7. — A riprova dell’incongruenza della disciplina può ulteriormente osservarsi che, permanendo il censurato art. 34, secondo comma, del regio decreto legislativo n. 511 del 1946, l’incolpato deve obbligatoriamente servirsi di un avvocato iscritto all’albo speciale per il patrocinio innanzi alle magistrature superiori nell’eventuale successivo giudizio davanti alle sezioni unite della Cassazione, e che, in caso di accoglimento del suo ricorso con rinvio alla sezione disciplinare, egli dovrebbe necessariamente tornare all’autodifesa o all’assistenza di un collega, con un dispendio di energie difensive del quale non è ravvisabile alcun fondamento giustificativo.

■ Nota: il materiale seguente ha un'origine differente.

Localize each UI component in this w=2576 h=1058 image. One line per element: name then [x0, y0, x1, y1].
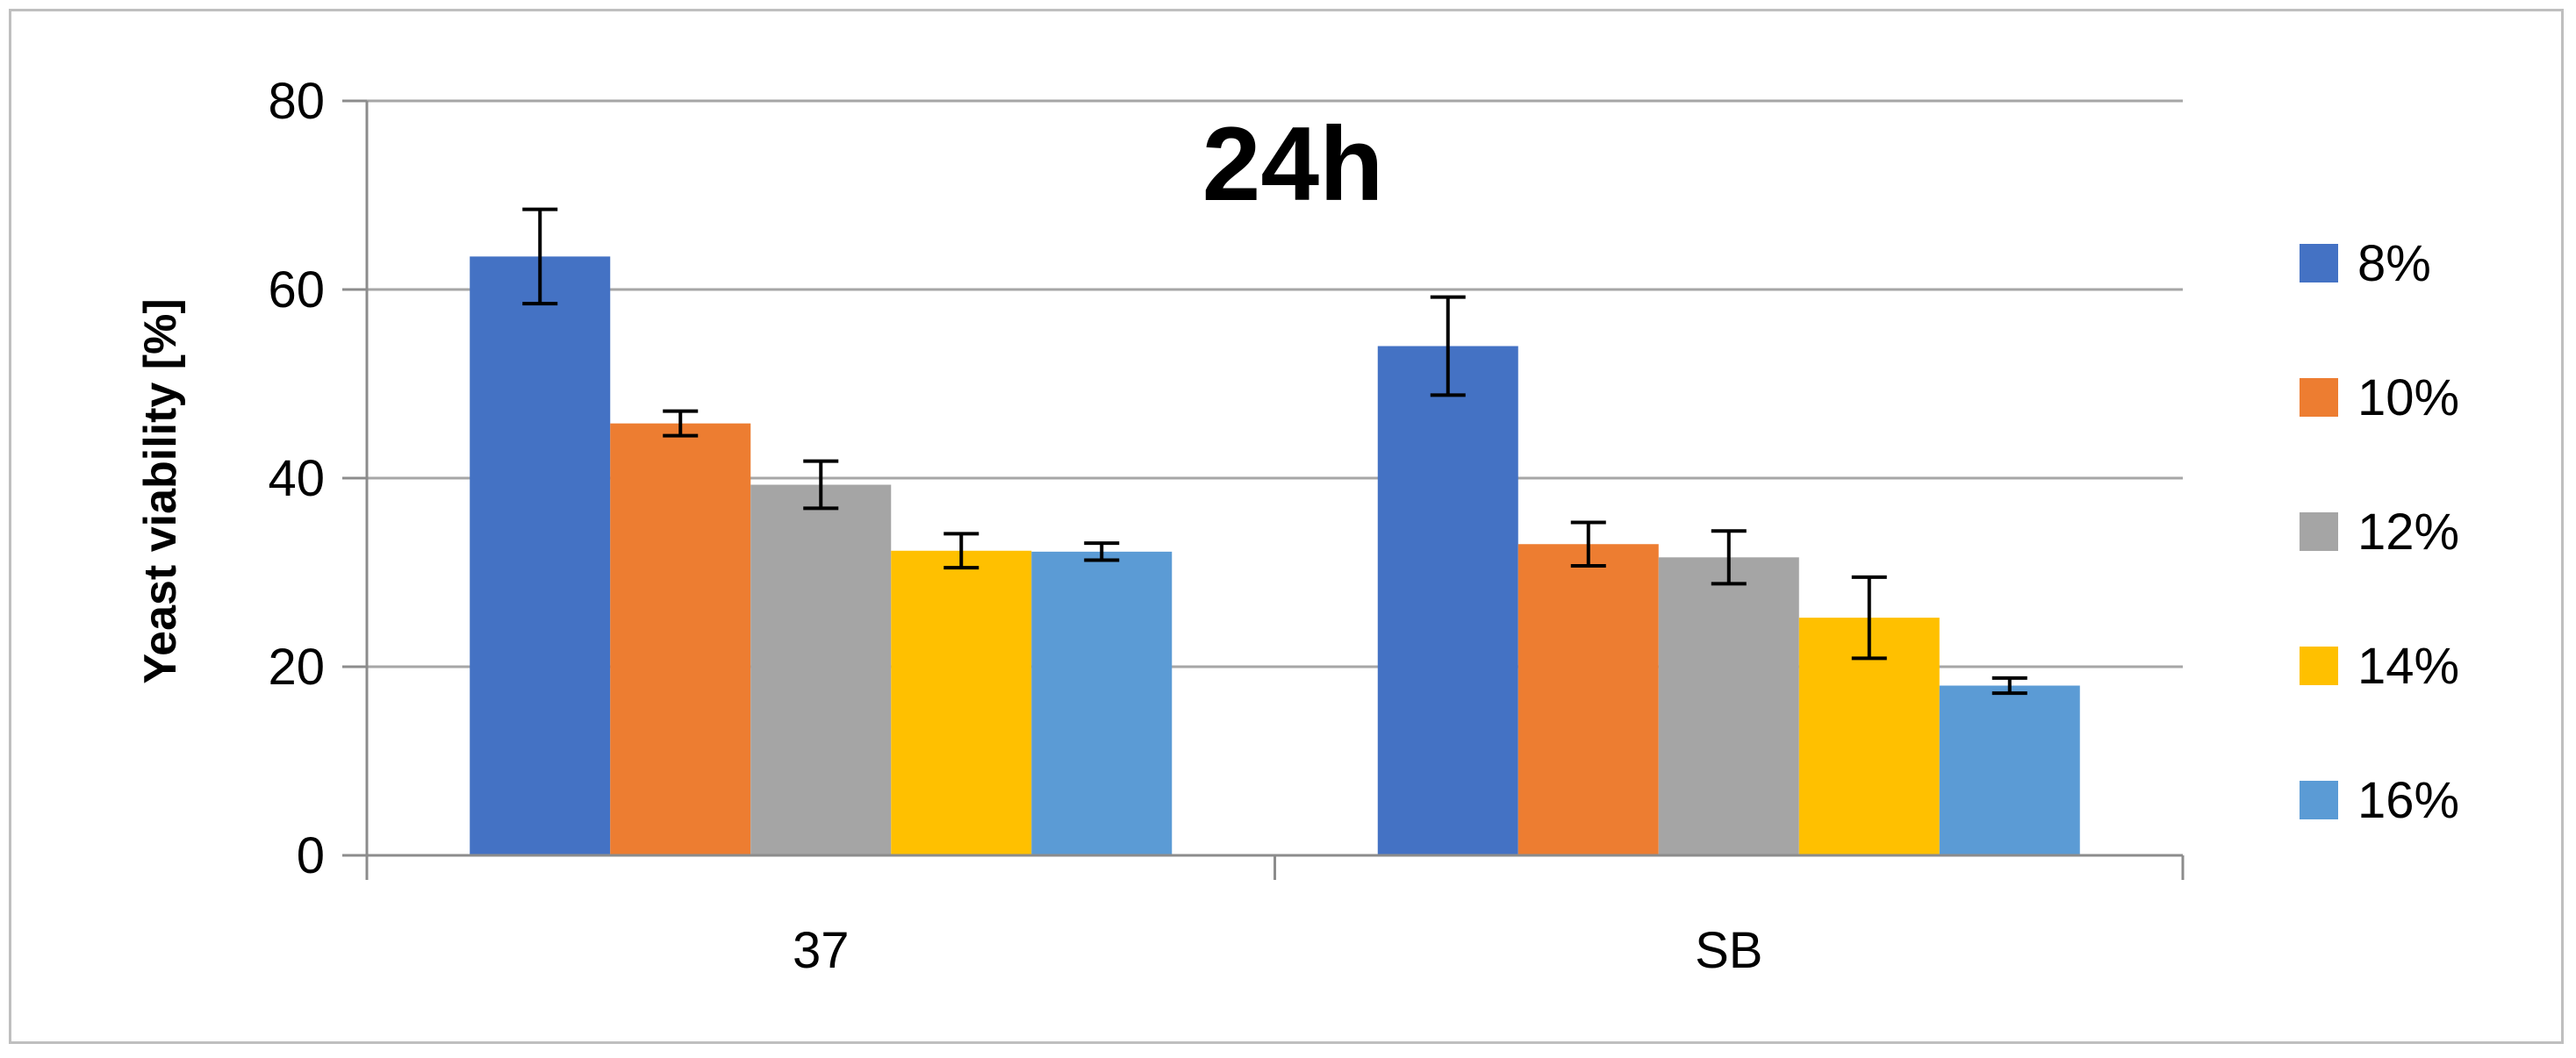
bar [470, 256, 611, 855]
legend-swatch [2300, 781, 2338, 819]
x-category-label: SB [1695, 922, 1762, 979]
chart-title: 24h [1202, 105, 1384, 223]
legend-label: 10% [2357, 369, 2459, 426]
bar [1658, 557, 1799, 855]
bar [1518, 544, 1659, 855]
legend-swatch [2300, 647, 2338, 685]
bar [1939, 685, 2080, 855]
legend-label: 16% [2357, 772, 2459, 829]
bar [891, 550, 1032, 855]
bar [1031, 551, 1173, 855]
legend: 8% 10% 12% 14% 16% [2300, 235, 2459, 829]
bar [610, 423, 751, 855]
legend-label: 8% [2357, 235, 2431, 292]
chart-frame [9, 9, 2564, 1044]
error-bars [522, 207, 2027, 696]
legend-swatch [2300, 244, 2338, 282]
x-category-label: 37 [793, 922, 850, 979]
y-tick-label: 80 [268, 73, 325, 130]
bar [1377, 346, 1518, 855]
bars [470, 256, 2080, 855]
y-tick-label: 60 [268, 261, 325, 318]
y-axis-title: Yeast viability [%] [135, 298, 186, 683]
legend-swatch [2300, 378, 2338, 417]
axes: 0 20 40 60 80 37 SB [268, 73, 2185, 979]
y-tick-label: 20 [268, 639, 325, 696]
legend-swatch [2300, 512, 2338, 551]
y-tick-label: 40 [268, 450, 325, 507]
bar [750, 484, 892, 855]
y-tick-label: 0 [297, 827, 325, 884]
legend-label: 12% [2357, 504, 2459, 561]
legend-label: 14% [2357, 638, 2459, 695]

Se dunque si ha riguardo all’insieme dei profili connessi alla questione di costituzionalità, la conclusione è che, nel procedimento davanti alla sezione disciplinare, la difesa del magistrato deve potersi dispiegare nella sua pienezza, la quale non può dirsi raggiunta se al magistrato è negata la possibilità di avvalersi dell’apporto difensivo di un avvocato del libero Foro.

per questi motivi

LA CORTE COSTITUZIONALE

riuniti i giudizi,

dichiara l’illegittimità costituzionale dell’articolo 34, secondo comma, del regio decreto legislativo 31 maggio 1946, n. 511 (Guarentigie della magistratura), nella parte in cui esclude che il magistrato sottoposto a procedimento disciplinare possa farsi assistere da un avvocato.

Così deciso in Roma, nella sede della Corte costituzionale, Palazzo della Consulta, il 13 novembre 2000.

Cesare MIRABELLI, Presidente

Carlo MEZZANOTTE, Redattore

Depositata in cancelleria il 16 novembre 2000.